1932 National Style 0 Resonator Tenor Guitar



The surprise workload today was this beaut -- with a serial dating it to 1932 per Bob Brozman's book. This has the later-style guitar-shaped body (like an even-smaller 0-18T shape) featuring 16 frets free and a long, 23" scale. The last National tenor I worked on was back in 2012 and that one prepared me for how good this one would sound after buttoning it up.

Work included knocking the neck angle back, a fret level/dress, tidying-up the supports in the body to keep the neck snug and stable, and making a new saddle and adjusting the cone's seating to provide good compensation for said saddle. The owner plays this strung GDAE and I wish I'd grabbed a soundclip as this instrument sounds the business. It has that sweet, airy, "hollow" midrange that the better Nationals have while also supplying a healthy bottom-end and velvety top.

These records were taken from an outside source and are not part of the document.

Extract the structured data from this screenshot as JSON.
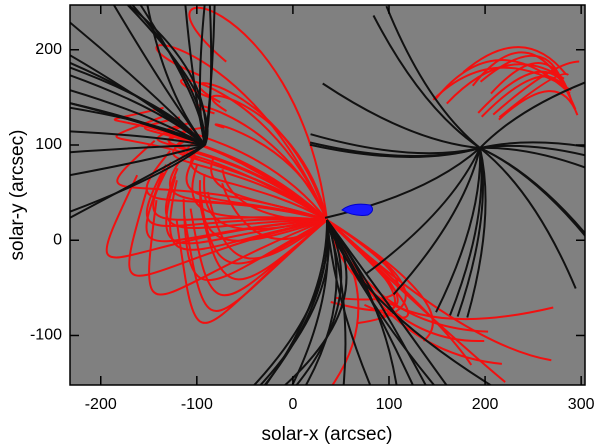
{
  "chart_data": {
    "type": "image",
    "xlabel": "solar-x (arcsec)",
    "ylabel": "solar-y (arcsec)",
    "xlim": [
      -232,
      304
    ],
    "ylim": [
      -152,
      247
    ],
    "xticks": [
      -200,
      -100,
      0,
      100,
      200,
      300
    ],
    "yticks": [
      -100,
      0,
      100,
      200
    ]
  }
}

The owner plays this in an "old-timey swing style" and I was serenaded a bit by him on this while I finished-up his baritone uke. It sounded superb for all of those vintage chord voicings -- sultry and tight at the same time, especially when played fingerstyle.



I've always liked the look of the natural maple headstocks on Style 0s from this period. It's very "Vega" of the 20s, but when mated to the deco look of the metal body it looks surprisingly fresh.


The neck is solid, quartersawn maple and the fretboard is ebony with ivoroid binding.



Painfully clean, isn't it?


If you noticed the bit of foam on the back side of the bridge cover -- that's muting the string afterlength overtones. Many string sets of the period used chenilled ends which killed those overtones but modern strings tend to not have them.

Without that muting, Nationals can be overtone-intense for many players and if you've never treated yourself to the sound of them with that afterlength muted, you're missing out on the clean, fundamental, round, full tone that these instruments have bottled-up inside.





The original, geared, banjo pegs are still in great health.